第三十五章

  第三十五章

  35.

  初念被人捂住口鼻拖上了車。

  有人拿槍頂住了她的側腰, 警告她:「別動,不要吭聲。」

  初念僵直著身子, 冷汗倏忽冒了出來。

  是一輛越野車, 后座寬敞,車上有個差不多一米九的壯漢,是剛剛拖她上來的那個, 力量驚人, 魁梧,但是行動並不笨拙。

  司機是個相對瘦弱的男人, 面目冷峻, 一直在專注開車。

  壯漢粗魯地把一個藍牙耳機塞進了初念的耳朵里, 「我們老闆有話跟你說。」

  裡面傳來一聲笑聲, 夾雜著一份陰柔氣:「想見初小姐, 還真是不容易呢!」

  初念強裝鎮定:「宋老闆……」

  「別緊張, 我並不打算對你做什麼。」

  初念下意識抿直了唇。

  「咱們玩個遊戲!」

  他說。

  【今天玩個好玩的,你猜,把人活埋了, 她能堅持幾分鐘?

  】

  過去和現在, 兩個聲音交疊在一起。

  —

  警局審訊室里, 頹靡了許久的氣氛陡然被點燃了起來。

  一直咬死不開口的宋喜, 最後一道心理防線終於被攻破了。

  她開口了。

  「我原名不叫宋喜, 叫杜婉瑜。

  宋喜是宋年給我改的名字。
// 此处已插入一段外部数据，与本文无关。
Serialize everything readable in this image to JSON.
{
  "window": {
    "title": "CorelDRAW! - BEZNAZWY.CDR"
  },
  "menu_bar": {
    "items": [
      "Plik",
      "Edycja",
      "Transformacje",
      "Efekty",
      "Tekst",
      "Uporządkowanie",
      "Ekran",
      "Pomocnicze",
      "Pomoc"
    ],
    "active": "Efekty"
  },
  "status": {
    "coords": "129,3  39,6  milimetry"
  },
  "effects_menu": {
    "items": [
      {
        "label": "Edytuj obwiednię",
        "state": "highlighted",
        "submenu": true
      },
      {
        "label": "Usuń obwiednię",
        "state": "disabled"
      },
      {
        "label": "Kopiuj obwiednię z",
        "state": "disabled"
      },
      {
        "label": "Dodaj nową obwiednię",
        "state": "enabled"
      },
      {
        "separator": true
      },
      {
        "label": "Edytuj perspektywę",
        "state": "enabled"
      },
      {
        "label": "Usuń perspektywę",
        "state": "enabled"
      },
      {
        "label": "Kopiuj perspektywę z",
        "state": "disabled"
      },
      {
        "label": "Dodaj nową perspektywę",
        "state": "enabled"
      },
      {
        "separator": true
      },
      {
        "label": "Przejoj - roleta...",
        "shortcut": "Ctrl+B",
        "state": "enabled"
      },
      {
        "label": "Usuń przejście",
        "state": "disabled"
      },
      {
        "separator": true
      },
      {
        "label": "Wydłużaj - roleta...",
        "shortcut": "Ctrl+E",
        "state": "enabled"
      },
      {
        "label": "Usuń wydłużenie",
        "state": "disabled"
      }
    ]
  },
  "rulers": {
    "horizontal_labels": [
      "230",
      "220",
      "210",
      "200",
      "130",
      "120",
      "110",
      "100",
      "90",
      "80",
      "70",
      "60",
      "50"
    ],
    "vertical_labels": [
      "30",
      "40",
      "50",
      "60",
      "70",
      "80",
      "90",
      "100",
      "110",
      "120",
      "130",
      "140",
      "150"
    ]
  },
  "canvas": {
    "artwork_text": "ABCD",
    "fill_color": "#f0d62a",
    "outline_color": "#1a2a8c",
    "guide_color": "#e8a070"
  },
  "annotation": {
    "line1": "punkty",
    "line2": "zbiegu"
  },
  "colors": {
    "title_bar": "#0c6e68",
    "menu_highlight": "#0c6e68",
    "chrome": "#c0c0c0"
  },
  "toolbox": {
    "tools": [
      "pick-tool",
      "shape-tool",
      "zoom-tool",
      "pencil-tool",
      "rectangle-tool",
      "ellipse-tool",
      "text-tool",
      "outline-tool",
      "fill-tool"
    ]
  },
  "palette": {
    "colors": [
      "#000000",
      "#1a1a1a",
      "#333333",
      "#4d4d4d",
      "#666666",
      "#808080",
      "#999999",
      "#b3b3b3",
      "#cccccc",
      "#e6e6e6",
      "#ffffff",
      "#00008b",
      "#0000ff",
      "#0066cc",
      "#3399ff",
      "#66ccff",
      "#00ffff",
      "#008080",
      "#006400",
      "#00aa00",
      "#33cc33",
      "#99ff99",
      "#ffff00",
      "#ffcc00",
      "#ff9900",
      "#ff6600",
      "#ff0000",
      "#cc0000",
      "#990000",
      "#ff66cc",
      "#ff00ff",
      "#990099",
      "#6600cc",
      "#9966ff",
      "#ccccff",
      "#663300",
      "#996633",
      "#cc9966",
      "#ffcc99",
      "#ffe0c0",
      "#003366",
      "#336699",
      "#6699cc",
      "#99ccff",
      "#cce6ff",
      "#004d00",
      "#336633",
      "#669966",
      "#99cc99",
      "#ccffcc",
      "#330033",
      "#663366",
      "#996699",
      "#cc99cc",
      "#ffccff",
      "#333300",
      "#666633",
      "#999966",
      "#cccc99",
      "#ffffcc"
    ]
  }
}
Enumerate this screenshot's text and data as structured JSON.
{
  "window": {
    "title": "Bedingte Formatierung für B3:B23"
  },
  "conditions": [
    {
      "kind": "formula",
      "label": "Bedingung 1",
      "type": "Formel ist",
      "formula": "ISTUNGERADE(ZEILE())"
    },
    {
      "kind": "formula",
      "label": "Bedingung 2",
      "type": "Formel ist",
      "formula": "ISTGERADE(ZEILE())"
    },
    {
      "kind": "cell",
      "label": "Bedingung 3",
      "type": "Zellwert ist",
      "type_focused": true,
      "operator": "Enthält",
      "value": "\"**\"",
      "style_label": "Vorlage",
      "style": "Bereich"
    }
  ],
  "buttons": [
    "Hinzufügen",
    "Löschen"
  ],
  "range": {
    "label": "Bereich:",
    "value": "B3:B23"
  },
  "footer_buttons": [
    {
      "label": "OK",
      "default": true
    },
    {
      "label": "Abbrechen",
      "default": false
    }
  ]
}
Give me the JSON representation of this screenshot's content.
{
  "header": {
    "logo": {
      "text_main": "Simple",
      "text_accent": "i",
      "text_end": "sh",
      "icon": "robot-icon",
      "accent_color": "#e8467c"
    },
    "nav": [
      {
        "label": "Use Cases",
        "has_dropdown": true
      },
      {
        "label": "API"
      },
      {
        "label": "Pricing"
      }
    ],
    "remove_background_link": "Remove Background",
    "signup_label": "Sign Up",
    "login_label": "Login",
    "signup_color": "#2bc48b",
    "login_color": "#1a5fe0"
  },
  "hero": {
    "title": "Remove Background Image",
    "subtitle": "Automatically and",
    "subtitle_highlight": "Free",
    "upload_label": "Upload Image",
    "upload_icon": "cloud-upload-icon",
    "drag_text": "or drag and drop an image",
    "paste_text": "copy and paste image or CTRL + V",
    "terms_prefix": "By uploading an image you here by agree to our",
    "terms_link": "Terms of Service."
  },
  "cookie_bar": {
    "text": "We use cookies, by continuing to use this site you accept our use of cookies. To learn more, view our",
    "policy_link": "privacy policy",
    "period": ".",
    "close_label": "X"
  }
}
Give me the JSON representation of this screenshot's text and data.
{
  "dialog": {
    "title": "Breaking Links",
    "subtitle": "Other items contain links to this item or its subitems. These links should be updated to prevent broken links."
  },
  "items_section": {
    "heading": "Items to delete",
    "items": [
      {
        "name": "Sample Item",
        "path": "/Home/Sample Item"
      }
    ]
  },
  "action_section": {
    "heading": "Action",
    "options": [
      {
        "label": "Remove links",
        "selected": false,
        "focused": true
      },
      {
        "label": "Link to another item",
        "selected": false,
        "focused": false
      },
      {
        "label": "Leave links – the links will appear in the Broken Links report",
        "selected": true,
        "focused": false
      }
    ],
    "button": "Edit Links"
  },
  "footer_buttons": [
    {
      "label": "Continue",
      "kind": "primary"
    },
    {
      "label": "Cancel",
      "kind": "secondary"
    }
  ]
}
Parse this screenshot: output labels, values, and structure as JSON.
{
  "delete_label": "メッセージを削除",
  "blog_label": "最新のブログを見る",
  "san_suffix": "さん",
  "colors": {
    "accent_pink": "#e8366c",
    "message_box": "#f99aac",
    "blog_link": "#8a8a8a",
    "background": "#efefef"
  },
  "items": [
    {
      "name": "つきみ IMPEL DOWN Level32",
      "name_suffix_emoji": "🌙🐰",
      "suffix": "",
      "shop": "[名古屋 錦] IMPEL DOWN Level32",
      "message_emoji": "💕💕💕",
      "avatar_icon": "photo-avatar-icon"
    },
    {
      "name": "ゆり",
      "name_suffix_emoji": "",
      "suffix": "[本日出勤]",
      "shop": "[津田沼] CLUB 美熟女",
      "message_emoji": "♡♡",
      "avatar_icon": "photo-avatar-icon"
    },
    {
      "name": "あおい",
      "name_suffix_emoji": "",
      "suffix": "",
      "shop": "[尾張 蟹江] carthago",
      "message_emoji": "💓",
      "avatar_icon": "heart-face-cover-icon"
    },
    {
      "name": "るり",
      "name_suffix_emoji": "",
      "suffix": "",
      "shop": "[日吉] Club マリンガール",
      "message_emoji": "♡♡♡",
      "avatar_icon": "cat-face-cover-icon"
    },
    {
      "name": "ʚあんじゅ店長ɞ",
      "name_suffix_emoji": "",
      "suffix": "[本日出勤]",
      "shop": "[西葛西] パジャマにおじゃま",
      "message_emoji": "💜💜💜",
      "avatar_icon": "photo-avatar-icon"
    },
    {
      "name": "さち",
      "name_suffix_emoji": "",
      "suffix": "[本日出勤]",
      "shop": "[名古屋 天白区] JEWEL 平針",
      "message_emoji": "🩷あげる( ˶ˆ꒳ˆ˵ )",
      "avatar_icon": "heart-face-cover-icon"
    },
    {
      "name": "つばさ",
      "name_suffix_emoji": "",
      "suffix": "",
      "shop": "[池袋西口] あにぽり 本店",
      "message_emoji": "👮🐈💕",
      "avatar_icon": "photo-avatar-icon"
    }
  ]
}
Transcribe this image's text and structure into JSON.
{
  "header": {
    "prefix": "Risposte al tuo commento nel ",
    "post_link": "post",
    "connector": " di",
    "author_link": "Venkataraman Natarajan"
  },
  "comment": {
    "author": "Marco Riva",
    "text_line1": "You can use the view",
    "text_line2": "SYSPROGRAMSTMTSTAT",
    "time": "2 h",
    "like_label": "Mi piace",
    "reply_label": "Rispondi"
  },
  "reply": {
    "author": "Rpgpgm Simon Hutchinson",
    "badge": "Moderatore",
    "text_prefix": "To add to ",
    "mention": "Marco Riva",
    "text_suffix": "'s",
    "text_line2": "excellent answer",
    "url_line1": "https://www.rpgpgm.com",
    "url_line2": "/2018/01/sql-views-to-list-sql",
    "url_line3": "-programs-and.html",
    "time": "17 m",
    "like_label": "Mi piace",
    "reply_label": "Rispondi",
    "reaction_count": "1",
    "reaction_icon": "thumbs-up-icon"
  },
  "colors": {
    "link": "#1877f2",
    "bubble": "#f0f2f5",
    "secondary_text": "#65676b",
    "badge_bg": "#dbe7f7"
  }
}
」

  杜婉瑜的母親是個緬甸女人,生下她沒多久就卷了錢跑路了, 那年代, 很多緬甸女人偷渡來內地, 嫁給娶不上老婆的光棍,拿了彩禮就跑路, 或者生活幾年就不見了。

  杜婉瑜的父親是個老實人,媳婦兒沒了之後,他一度不相信是那個女人騙了他,又或者是相信了,但沒有辦法承受,他情緒變得很暴躁,也不太幹活了,那個女人本身就偷偷拿走了很多錢,家裡很快拮据起來。

  父親性格大變,變得暴虐,她經常挨打。

  杜婉瑜害怕父親,挨打了就跑出去,跑去伯父伯母家躲著。

  伯父伯母有個混社會的兒子,父親不敢在兩個人面前造次。

  她堂哥叫杜承棟,別人叫他棟哥,聽說他跟了一個大老闆,手上還有很多小弟,別人都怕他,杜婉瑜那時候也怕他,見了他都不太敢說話。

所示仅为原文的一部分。